Schiener v. Town of Sardinia

Appeal from an order of the Supreme Court, Erie County (Kevin M. Dillon, J.), entered January 26, 2007 in a declaratory judgment action. The order granted defendants’ motion to dismiss the amended complaint as barred by the statute of limitations.

It is hereby ordered that the order so appealed from is unanimously modified on the law by denying the motion in part and reinstating the fifth cause of action and as modified the order is affirmed without costs.

Memorandum: Plaintiff commenced this action seeking, inter alia, a declaration that the zoning ordinance adopted in 2005 (2005 Zoning Ordinance) by the Town Board of defendant Town of Sardinia is invalid. Defendants made a pre-answer motion to dismiss the complaint pursuant to CPLR 3211 (a) (5) on the ground that the four causes of action asserted therein are properly the subject of a CPLR article 78 proceeding, and the four-month statute of limitations applicable to such a proceeding has expired. Before Supreme Court ruled on defendants’ motion, plaintiff served an amended complaint that included a fifth cause of action. The court treated the motion as directed at the amended complaint and granted the motion.

*1254We conclude that the court properly granted those parts of defendants’ motion seeking to dismiss the first four causes of action as time-barred. Those causes of action challenge only the procedures followed by defendants in enacting the 2005 Zoning Ordinance.
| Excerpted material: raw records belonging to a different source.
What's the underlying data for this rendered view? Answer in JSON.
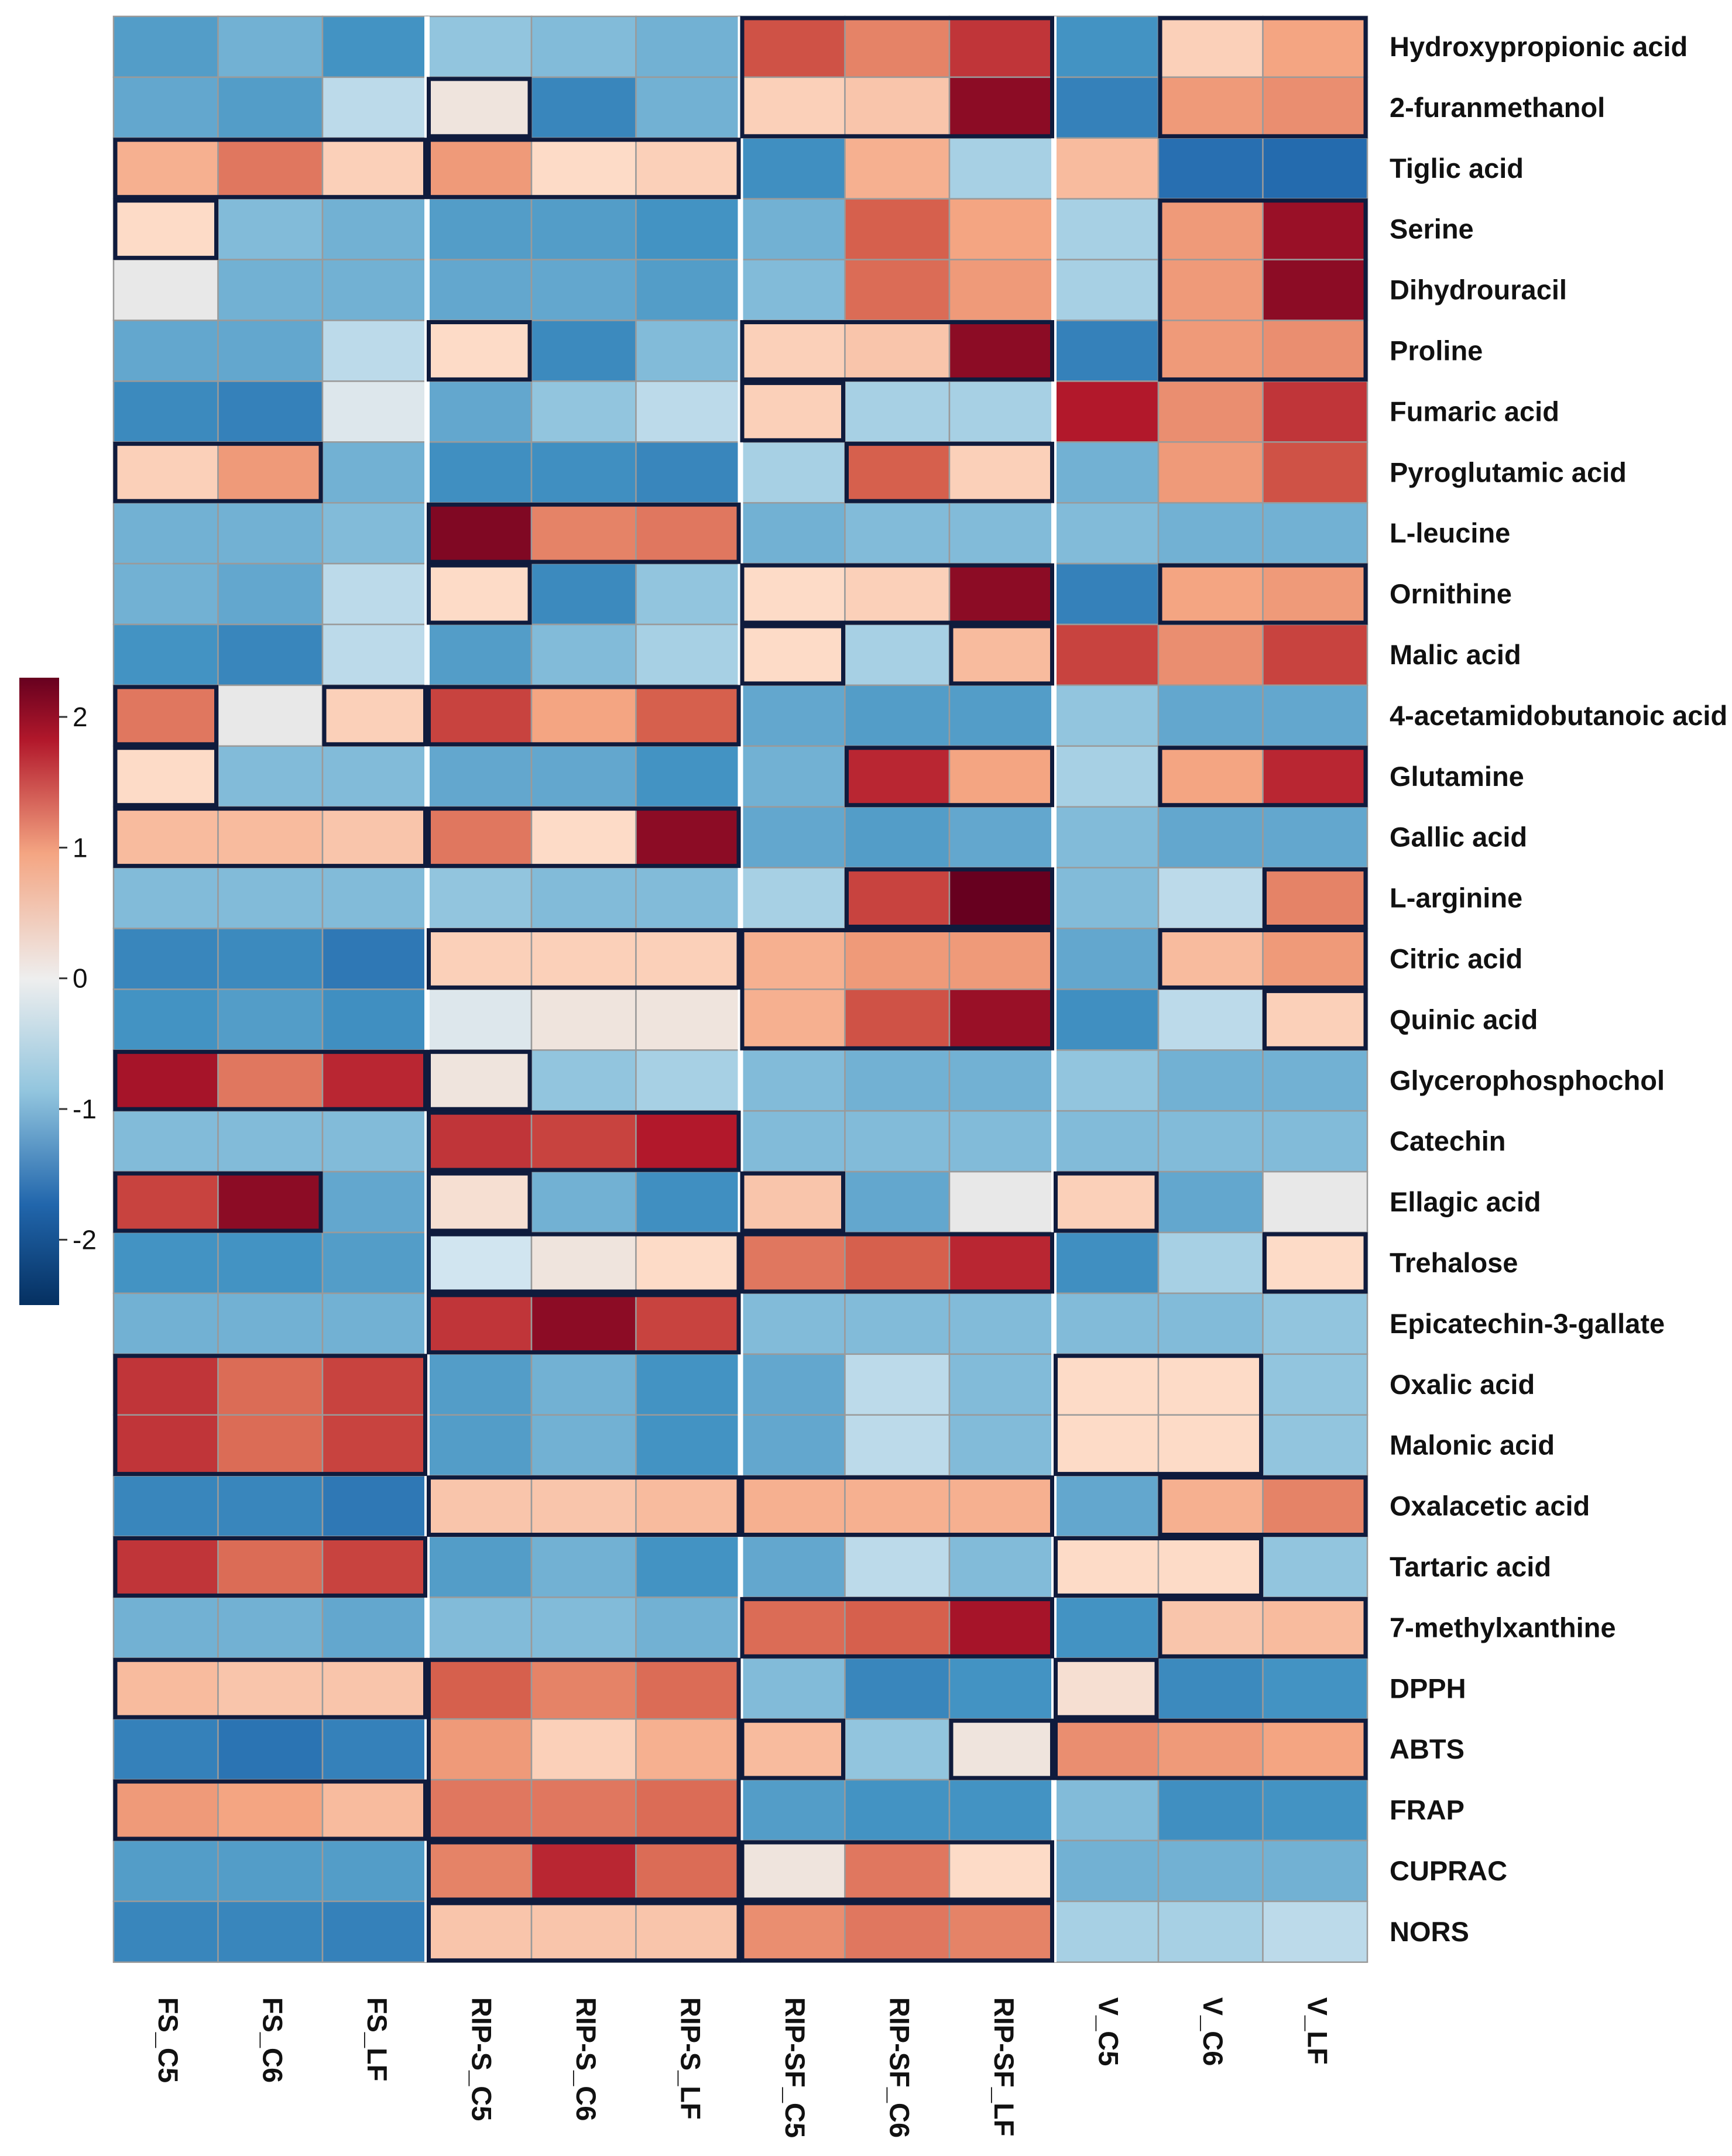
{
  "chart_data": {
    "type": "heatmap",
    "colorbar": {
      "ticks": [
        2,
        1,
        0,
        -1,
        -2
      ],
      "tick_labels": [
        "2",
        "1",
        "0",
        "-1",
        "-2"
      ],
      "range": [
        -2.5,
        2.3
      ],
      "colors": {
        "low": "#053061",
        "mid_low": "#4393c3",
        "neutral": "#e8e8e8",
        "mid_high": "#f4a582",
        "high": "#67001f"
      }
    },
    "columns": [
      "FS_C5",
      "FS_C6",
      "FS_LF",
      "RIP-S_C5",
      "RIP-S_C6",
      "RIP-S_LF",
      "RIP-SF_C5",
      "RIP-SF_C6",
      "RIP-SF_LF",
      "V_C5",
      "V_C6",
      "V_LF"
    ],
    "rows": [
      "Hydroxypropionic acid",
      "2-furanmethanol",
      "Tiglic acid",
      "Serine",
      "Dihydrouracil",
      "Proline",
      "Fumaric acid",
      "Pyroglutamic acid",
      "L-leucine",
      "Ornithine",
      "Malic acid",
      "4-acetamidobutanoic acid",
      "Glutamine",
      "Gallic acid",
      "L-arginine",
      "Citric acid",
      "Quinic acid",
      "Glycerophosphochol",
      "Catechin",
      "Ellagic acid",
      "Trehalose",
      "Epicatechin-3-gallate",
      "Oxalic acid",
      "Malonic acid",
      "Oxalacetic acid",
      "Tartaric acid",
      "7-methylxanthine",
      "DPPH",
      "ABTS",
      "FRAP",
      "CUPRAC",
      "NORS"
    ],
    "values": [
      [
        -0.9,
        -0.7,
        -1.0,
        -0.5,
        -0.6,
        -0.7,
        1.5,
        1.1,
        1.7,
        -1.0,
        0.4,
        0.8
      ],
      [
        -0.8,
        -0.9,
        -0.3,
        0.1,
        -1.3,
        -0.7,
        0.4,
        0.5,
        2.2,
        -1.4,
        0.9,
        1.0
      ],
      [
        0.7,
        1.2,
        0.4,
        0.9,
        0.3,
        0.4,
        -1.1,
        0.7,
        -0.4,
        0.6,
        -1.8,
        -1.9
      ],
      [
        0.3,
        -0.6,
        -0.7,
        -0.9,
        -0.9,
        -1.0,
        -0.7,
        1.4,
        0.8,
        -0.4,
        0.9,
        2.1
      ],
      [
        0.0,
        -0.7,
        -0.7,
        -0.8,
        -0.8,
        -0.9,
        -0.6,
        1.3,
        0.9,
        -0.4,
        0.9,
        2.2
      ],
      [
        -0.8,
        -0.8,
        -0.3,
        0.3,
        -1.2,
        -0.6,
        0.4,
        0.5,
        2.2,
        -1.4,
        0.9,
        1.0
      ],
      [
        -1.2,
        -1.4,
        -0.1,
        -0.8,
        -0.5,
        -0.3,
        0.4,
        -0.4,
        -0.4,
        1.9,
        1.0,
        1.7
      ],
      [
        0.4,
        0.9,
        -0.7,
        -1.1,
        -1.1,
        -1.3,
        -0.4,
        1.4,
        0.4,
        -0.7,
        0.9,
        1.5
      ],
      [
        -0.7,
        -0.7,
        -0.6,
        2.3,
        1.1,
        1.2,
        -0.7,
        -0.6,
        -0.6,
        -0.6,
        -0.7,
        -0.7
      ],
      [
        -0.7,
        -0.8,
        -0.3,
        0.3,
        -1.2,
        -0.5,
        0.3,
        0.4,
        2.2,
        -1.4,
        0.8,
        0.9
      ],
      [
        -1.0,
        -1.3,
        -0.3,
        -0.9,
        -0.6,
        -0.4,
        0.3,
        -0.4,
        0.6,
        1.6,
        1.0,
        1.6
      ],
      [
        1.2,
        0.0,
        0.4,
        1.6,
        0.8,
        1.4,
        -0.8,
        -0.9,
        -0.9,
        -0.5,
        -0.8,
        -0.8
      ],
      [
        0.3,
        -0.6,
        -0.6,
        -0.8,
        -0.8,
        -1.0,
        -0.7,
        1.8,
        0.8,
        -0.4,
        0.8,
        1.8
      ],
      [
        0.6,
        0.6,
        0.5,
        1.2,
        0.3,
        2.2,
        -0.8,
        -0.9,
        -0.8,
        -0.6,
        -0.8,
        -0.8
      ],
      [
        -0.6,
        -0.6,
        -0.6,
        -0.5,
        -0.6,
        -0.6,
        -0.4,
        1.6,
        2.5,
        -0.6,
        -0.3,
        1.1
      ],
      [
        -1.3,
        -1.2,
        -1.6,
        0.4,
        0.4,
        0.4,
        0.7,
        0.9,
        0.9,
        -0.8,
        0.6,
        0.9
      ],
      [
        -1.0,
        -0.9,
        -1.1,
        -0.1,
        0.1,
        0.1,
        0.7,
        1.5,
        2.1,
        -1.1,
        -0.3,
        0.4
      ],
      [
        2.0,
        1.2,
        1.8,
        0.1,
        -0.5,
        -0.4,
        -0.6,
        -0.7,
        -0.7,
        -0.5,
        -0.7,
        -0.7
      ],
      [
        -0.6,
        -0.6,
        -0.6,
        1.7,
        1.6,
        1.9,
        -0.6,
        -0.6,
        -0.6,
        -0.6,
        -0.6,
        -0.6
      ],
      [
        1.6,
        2.2,
        -0.8,
        0.2,
        -0.7,
        -1.1,
        0.5,
        -0.8,
        0.0,
        0.4,
        -0.8,
        0.0
      ],
      [
        -1.0,
        -1.0,
        -0.9,
        -0.2,
        0.1,
        0.3,
        1.2,
        1.4,
        1.8,
        -1.1,
        -0.4,
        0.3
      ],
      [
        -0.7,
        -0.7,
        -0.7,
        1.7,
        2.2,
        1.6,
        -0.6,
        -0.6,
        -0.6,
        -0.6,
        -0.6,
        -0.5
      ],
      [
        1.7,
        1.3,
        1.6,
        -0.9,
        -0.7,
        -1.0,
        -0.8,
        -0.3,
        -0.6,
        0.3,
        0.3,
        -0.5
      ],
      [
        1.7,
        1.3,
        1.6,
        -0.9,
        -0.7,
        -1.0,
        -0.8,
        -0.3,
        -0.6,
        0.3,
        0.3,
        -0.5
      ],
      [
        -1.3,
        -1.3,
        -1.6,
        0.5,
        0.5,
        0.6,
        0.7,
        0.7,
        0.7,
        -0.8,
        0.7,
        1.1
      ],
      [
        1.7,
        1.3,
        1.6,
        -0.9,
        -0.7,
        -1.0,
        -0.8,
        -0.3,
        -0.6,
        0.3,
        0.3,
        -0.5
      ],
      [
        -0.7,
        -0.7,
        -0.8,
        -0.6,
        -0.6,
        -0.7,
        1.3,
        1.4,
        2.0,
        -1.0,
        0.5,
        0.6
      ],
      [
        0.6,
        0.5,
        0.5,
        1.4,
        1.1,
        1.3,
        -0.6,
        -1.3,
        -1.0,
        0.2,
        -1.2,
        -1.0
      ],
      [
        -1.4,
        -1.7,
        -1.4,
        0.9,
        0.4,
        0.7,
        0.6,
        -0.5,
        0.1,
        1.0,
        0.9,
        0.8
      ],
      [
        0.9,
        0.8,
        0.6,
        1.2,
        1.2,
        1.3,
        -0.9,
        -1.0,
        -1.0,
        -0.6,
        -1.1,
        -1.0
      ],
      [
        -0.9,
        -0.9,
        -0.9,
        1.1,
        1.8,
        1.3,
        0.1,
        1.2,
        0.3,
        -0.7,
        -0.7,
        -0.7
      ],
      [
        -1.3,
        -1.3,
        -1.4,
        0.5,
        0.5,
        0.5,
        1.0,
        1.2,
        1.1,
        -0.4,
        -0.4,
        -0.3
      ]
    ],
    "highlight_boxes": [
      {
        "row_start": 0,
        "row_end": 1,
        "col_start": 6,
        "col_end": 8
      },
      {
        "row_start": 0,
        "row_end": 1,
        "col_start": 10,
        "col_end": 11
      },
      {
        "row_start": 1,
        "row_end": 1,
        "col_start": 3,
        "col_end": 3
      },
      {
        "row_start": 2,
        "row_end": 2,
        "col_start": 0,
        "col_end": 2
      },
      {
        "row_start": 2,
        "row_end": 2,
        "col_start": 3,
        "col_end": 5
      },
      {
        "row_start": 3,
        "row_end": 3,
        "col_start": 0,
        "col_end": 0
      },
      {
        "row_start": 3,
        "row_end": 5,
        "col_start": 10,
        "col_end": 11
      },
      {
        "row_start": 5,
        "row_end": 5,
        "col_start": 3,
        "col_end": 3
      },
      {
        "row_start": 5,
        "row_end": 5,
        "col_start": 6,
        "col_end": 8
      },
      {
        "row_start": 6,
        "row_end": 6,
        "col_start": 6,
        "col_end": 6
      },
      {
        "row_start": 7,
        "row_end": 7,
        "col_start": 0,
        "col_end": 1
      },
      {
        "row_start": 7,
        "row_end": 7,
        "col_start": 7,
        "col_end": 8
      },
      {
        "row_start": 8,
        "row_end": 8,
        "col_start": 3,
        "col_end": 5
      },
      {
        "row_start": 9,
        "row_end": 9,
        "col_start": 3,
        "col_end": 3
      },
      {
        "row_start": 9,
        "row_end": 9,
        "col_start": 6,
        "col_end": 8
      },
      {
        "row_start": 9,
        "row_end": 9,
        "col_start": 10,
        "col_end": 11
      },
      {
        "row_start": 10,
        "row_end": 10,
        "col_start": 6,
        "col_end": 6
      },
      {
        "row_start": 10,
        "row_end": 10,
        "col_start": 8,
        "col_end": 8
      },
      {
        "row_start": 11,
        "row_end": 11,
        "col_start": 0,
        "col_end": 0
      },
      {
        "row_start": 11,
        "row_end": 11,
        "col_start": 2,
        "col_end": 2
      },
      {
        "row_start": 11,
        "row_end": 11,
        "col_start": 3,
        "col_end": 5
      },
      {
        "row_start": 12,
        "row_end": 12,
        "col_start": 0,
        "col_end": 0
      },
      {
        "row_start": 12,
        "row_end": 12,
        "col_start": 7,
        "col_end": 8
      },
      {
        "row_start": 12,
        "row_end": 12,
        "col_start": 10,
        "col_end": 11
      },
      {
        "row_start": 13,
        "row_end": 13,
        "col_start": 0,
        "col_end": 2
      },
      {
        "row_start": 13,
        "row_end": 13,
        "col_start": 3,
        "col_end": 5
      },
      {
        "row_start": 14,
        "row_end": 14,
        "col_start": 7,
        "col_end": 8
      },
      {
        "row_start": 14,
        "row_end": 14,
        "col_start": 11,
        "col_end": 11
      },
      {
        "row_start": 15,
        "row_end": 15,
        "col_start": 3,
        "col_end": 5
      },
      {
        "row_start": 15,
        "row_end": 16,
        "col_start": 6,
        "col_end": 8
      },
      {
        "row_start": 15,
        "row_end": 15,
        "col_start": 10,
        "col_end": 11
      },
      {
        "row_start": 16,
        "row_end": 16,
        "col_start": 11,
        "col_end": 11
      },
      {
        "row_start": 17,
        "row_end": 17,
        "col_start": 0,
        "col_end": 2
      },
      {
        "row_start": 17,
        "row_end": 17,
        "col_start": 3,
        "col_end": 3
      },
      {
        "row_start": 18,
        "row_end": 18,
        "col_start": 3,
        "col_end": 5
      },
      {
        "row_start": 19,
        "row_end": 19,
        "col_start": 0,
        "col_end": 1
      },
      {
        "row_start": 19,
        "row_end": 19,
        "col_start": 3,
        "col_end": 3
      },
      {
        "row_start": 19,
        "row_end": 19,
        "col_start": 6,
        "col_end": 6
      },
      {
        "row_start": 19,
        "row_end": 19,
        "col_start": 9,
        "col_end": 9
      },
      {
        "row_start": 20,
        "row_end": 20,
        "col_start": 3,
        "col_end": 5
      },
      {
        "row_start": 20,
        "row_end": 20,
        "col_start": 6,
        "col_end": 8
      },
      {
        "row_start": 20,
        "row_end": 20,
        "col_start": 11,
        "col_end": 11
      },
      {
        "row_start": 21,
        "row_end": 21,
        "col_start": 3,
        "col_end": 5
      },
      {
        "row_start": 22,
        "row_end": 23,
        "col_start": 0,
        "col_end": 2
      },
      {
        "row_start": 22,
        "row_end": 23,
        "col_start": 9,
        "col_end": 10
      },
      {
        "row_start": 24,
        "row_end": 24,
        "col_start": 3,
        "col_end": 5
      },
      {
        "row_start": 24,
        "row_end": 24,
        "col_start": 6,
        "col_end": 8
      },
      {
        "row_start": 24,
        "row_end": 24,
        "col_start": 10,
        "col_end": 11
      },
      {
        "row_start": 25,
        "row_end": 25,
        "col_start": 0,
        "col_end": 2
      },
      {
        "row_start": 25,
        "row_end": 25,
        "col_start": 9,
        "col_end": 10
      },
      {
        "row_start": 26,
        "row_end": 26,
        "col_start": 6,
        "col_end": 8
      },
      {
        "row_start": 26,
        "row_end": 26,
        "col_start": 10,
        "col_end": 11
      },
      {
        "row_start": 27,
        "row_end": 27,
        "col_start": 0,
        "col_end": 2
      },
      {
        "row_start": 27,
        "row_end": 29,
        "col_start": 3,
        "col_end": 5
      },
      {
        "row_start": 27,
        "row_end": 27,
        "col_start": 9,
        "col_end": 9
      },
      {
        "row_start": 28,
        "row_end": 28,
        "col_start": 6,
        "col_end": 6
      },
      {
        "row_start": 28,
        "row_end": 28,
        "col_start": 8,
        "col_end": 8
      },
      {
        "row_start": 28,
        "row_end": 28,
        "col_start": 9,
        "col_end": 11
      },
      {
        "row_start": 29,
        "row_end": 29,
        "col_start": 0,
        "col_end": 2
      },
      {
        "row_start": 30,
        "row_end": 30,
        "col_start": 3,
        "col_end": 5
      },
      {
        "row_start": 30,
        "row_end": 30,
        "col_start": 6,
        "col_end": 8
      },
      {
        "row_start": 31,
        "row_end": 31,
        "col_start": 3,
        "col_end": 5
      },
      {
        "row_start": 31,
        "row_end": 31,
        "col_start": 6,
        "col_end": 8
      }
    ]
  }
}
Although “an article 78 proceeding is [generally] unavailable to challenge the validity of a legislative act such as a zoning ordinance . . . , when the challenge is directed not at the substance of the ordinance but at the procedures followed in its enactment, it is maintainable in an article 78 proceeding” (Matter of Save the Pine Bush v City of Albany, 70 NY2d 193, 202 [1987]; see Matter of Voelckers v Guelli, 58 NY2d 170, 176-177 [1983]; see also Matter of Merced v Fisher, 38 NY2d 557, 559 [1976]). Thus, those causes of action are subject to the four-month statute of limitations and are time-barred (see CPLR 217 [1]).

We agree with plaintiff, however, that the court erred in granting that part of the motion with respect to the fifth cause of action, and we therefore modify the order accordingly. Plaintiff alleges therein that the 2005 Zoning Ordinance is “invalid” because defendants failed “to consider the Comprehensive Plan when approving the 2005 Zoning Ordinance,” as required by Town Law § 263 and, in fact, defendants adopted a zoning ordinance that is inconsistent with the comprehensive plan. In our view, plaintiff has thereby challenged the substance of the 2005 Zoning Ordinance in the fifth cause of action, rendering it subject to a six-year statute of limitations (see generally Almor Assoc. v Town of Skaneateles, 231 AD2d 863 [1996]). Thus, the fifth cause of action is not time-barred. Present—Scudder, P.J., Martoche, Peradotto, Pine and Gorski, JJ.